L’objectif du présent article est d’estimer l’impact de ces séquences sèches sur
l’évolution saisonnière de la biomasse fourragère dans la commune de
Malanville. Les données pluviométriques journalières utilisées sont celles de la
station synoptique de Gaya obtenues à l’ASECNA-Niamey de la période 2013-
2017 qui ont permis la détermination des séquences pluviométriques sèches. Les
données satellitales, de la même période concernent les images Landsat OLI/
TIRS qui ont été traitées pour extraire les valeurs de l’indice de condition de la
végétation (VCI) et l’indice de croissance normalisée (ICN). Le premier indice
évalue les conditions hydriques de la végétation et le second son évolution
temporelle. Les données pluviométriques ont été traitées à l’aide du logiciel
Instat + et les images satellitaires par ENVI 5.1 selon la méthode Maximum
Value Composite (MVC).

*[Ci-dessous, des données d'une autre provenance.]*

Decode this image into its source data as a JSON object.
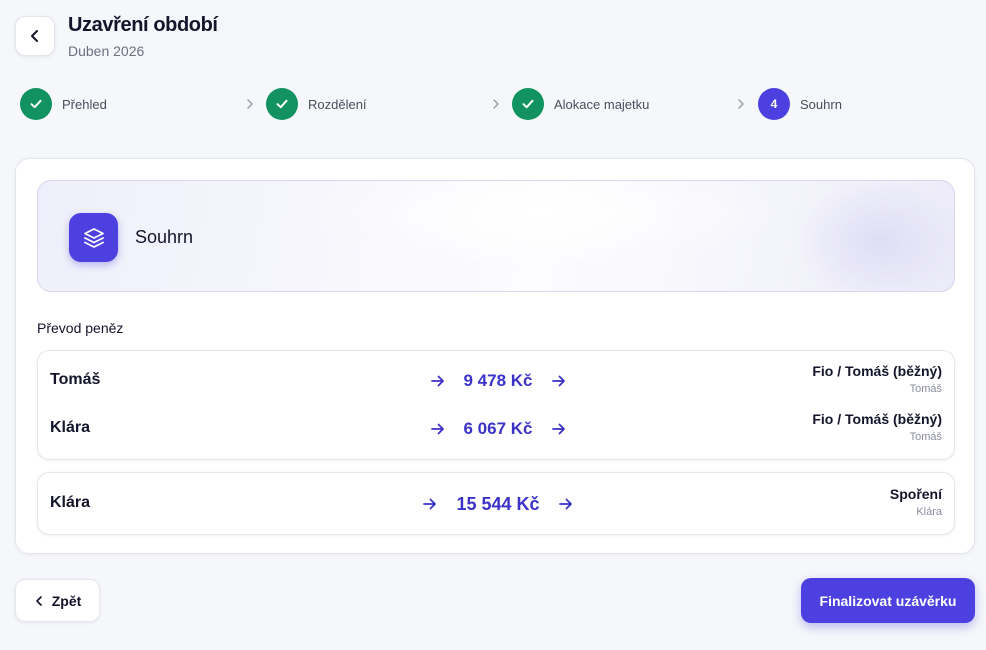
{
  "header": {
    "title": "Uzavření období",
    "subtitle": "Duben 2026"
  },
  "steps": [
    {
      "label": "Přehled",
      "status": "done"
    },
    {
      "label": "Rozdělení",
      "status": "done"
    },
    {
      "label": "Alokace majetku",
      "status": "done"
    },
    {
      "label": "Souhrn",
      "status": "active",
      "number": "4"
    }
  ],
  "summary": {
    "title": "Souhrn",
    "icon": "layers-icon"
  },
  "transfers": {
    "section_title": "Převod peněz",
    "groups": [
      {
        "rows": [
          {
            "from": "Tomáš",
            "amount": "9 478 Kč",
            "to_account": "Fio / Tomáš (běžný)",
            "to_owner": "Tomáš"
          },
          {
            "from": "Klára",
            "amount": "6 067 Kč",
            "to_account": "Fio / Tomáš (běžný)",
            "to_owner": "Tomáš"
          }
        ]
      },
      {
        "rows": [
          {
            "from": "Klára",
            "amount": "15 544 Kč",
            "to_account": "Spoření",
            "to_owner": "Klára"
          }
        ]
      }
    ]
  },
  "footer": {
    "back_label": "Zpět",
    "finalize_label": "Finalizovat uzávěrku"
  },
  "colors": {
    "accent": "#4c41e0",
    "success": "#119260",
    "amount": "#3b32c8"
  }
}
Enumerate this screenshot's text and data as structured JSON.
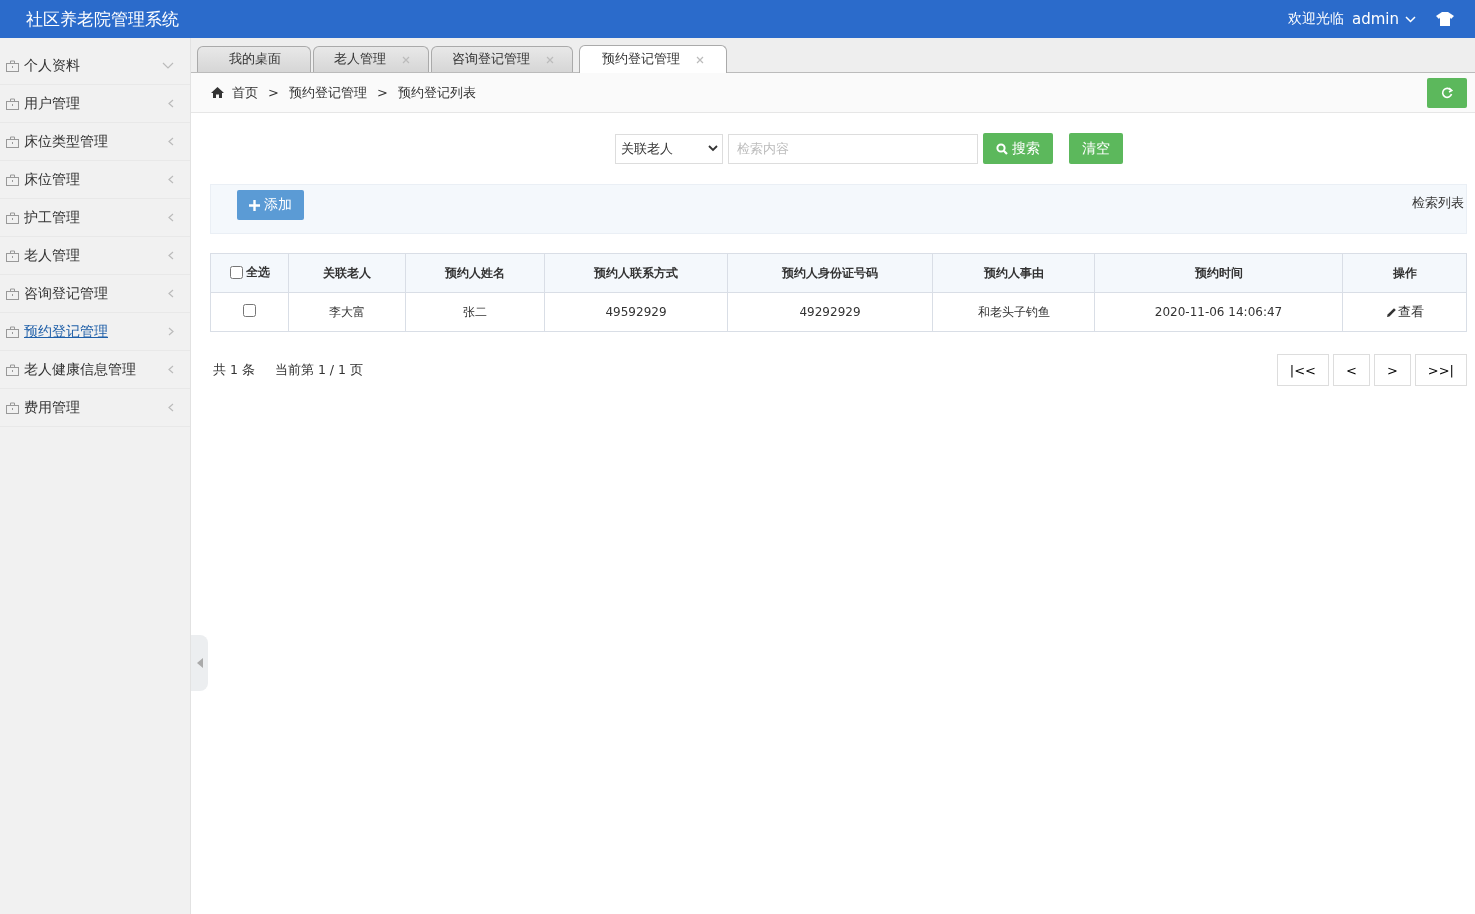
{
  "header": {
    "title": "社区养老院管理系统",
    "welcome": "欢迎光临",
    "user": "admin"
  },
  "sidebar": {
    "items": [
      {
        "label": "个人资料",
        "expanded": true,
        "selected": false
      },
      {
        "label": "用户管理",
        "expanded": false,
        "selected": false
      },
      {
        "label": "床位类型管理",
        "expanded": false,
        "selected": false
      },
      {
        "label": "床位管理",
        "expanded": false,
        "selected": false
      },
      {
        "label": "护工管理",
        "expanded": false,
        "selected": false
      },
      {
        "label": "老人管理",
        "expanded": false,
        "selected": false
      },
      {
        "label": "咨询登记管理",
        "expanded": false,
        "selected": false
      },
      {
        "label": "预约登记管理",
        "expanded": false,
        "selected": true
      },
      {
        "label": "老人健康信息管理",
        "expanded": false,
        "selected": false
      },
      {
        "label": "费用管理",
        "expanded": false,
        "selected": false
      }
    ]
  },
  "tabs": [
    {
      "label": "我的桌面",
      "closable": false,
      "selected": false
    },
    {
      "label": "老人管理",
      "closable": true,
      "selected": false
    },
    {
      "label": "咨询登记管理",
      "closable": true,
      "selected": false
    },
    {
      "label": "预约登记管理",
      "closable": true,
      "selected": true
    }
  ],
  "breadcrumb": {
    "items": [
      "首页",
      "预约登记管理",
      "预约登记列表"
    ],
    "separator": ">"
  },
  "search": {
    "field": "关联老人",
    "placeholder": "检索内容",
    "search_button": "搜索",
    "clear_button": "清空"
  },
  "toolbar": {
    "add_button": "添加",
    "title": "检索列表"
  },
  "table": {
    "select_all": {
      "label": "全选",
      "checked": false
    },
    "columns": [
      "关联老人",
      "预约人姓名",
      "预约人联系方式",
      "预约人身份证号码",
      "预约人事由",
      "预约时间",
      "操作"
    ],
    "rows": [
      {
        "checked": false,
        "cells": [
          "李大富",
          "张二",
          "49592929",
          "49292929",
          "和老头子钓鱼",
          "2020-11-06 14:06:47"
        ],
        "action": "查看"
      }
    ]
  },
  "pagination": {
    "total": "共 1 条",
    "current": "当前第 1 / 1 页",
    "buttons": [
      "|<<",
      "<",
      ">",
      ">>|"
    ]
  }
}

L’analyse des séquences pluviométriques sèches et des
valeurs de ICN sur les cinq ans montre que les périodes ayant connu ces séquences correspondent à celles de faible valeur d’ICN. Les coefficients de
corrélation r entre ICN et VCI sur les périodes P1(avril-mai), P2 (mai-juin), P3
(juin-juillet), P4 (juillet-septembre) et P5 (septembre-octobre) sont
respectivement 98,09 % ; 84,38 % ; 89,03 % ; 71,91 % et 91, 27 %. L’estimation
saisonnière de ces indices peut prédire la production saisonnière de ressources
fourragères qui est très importante dans la gestion de l’élevage pastoral.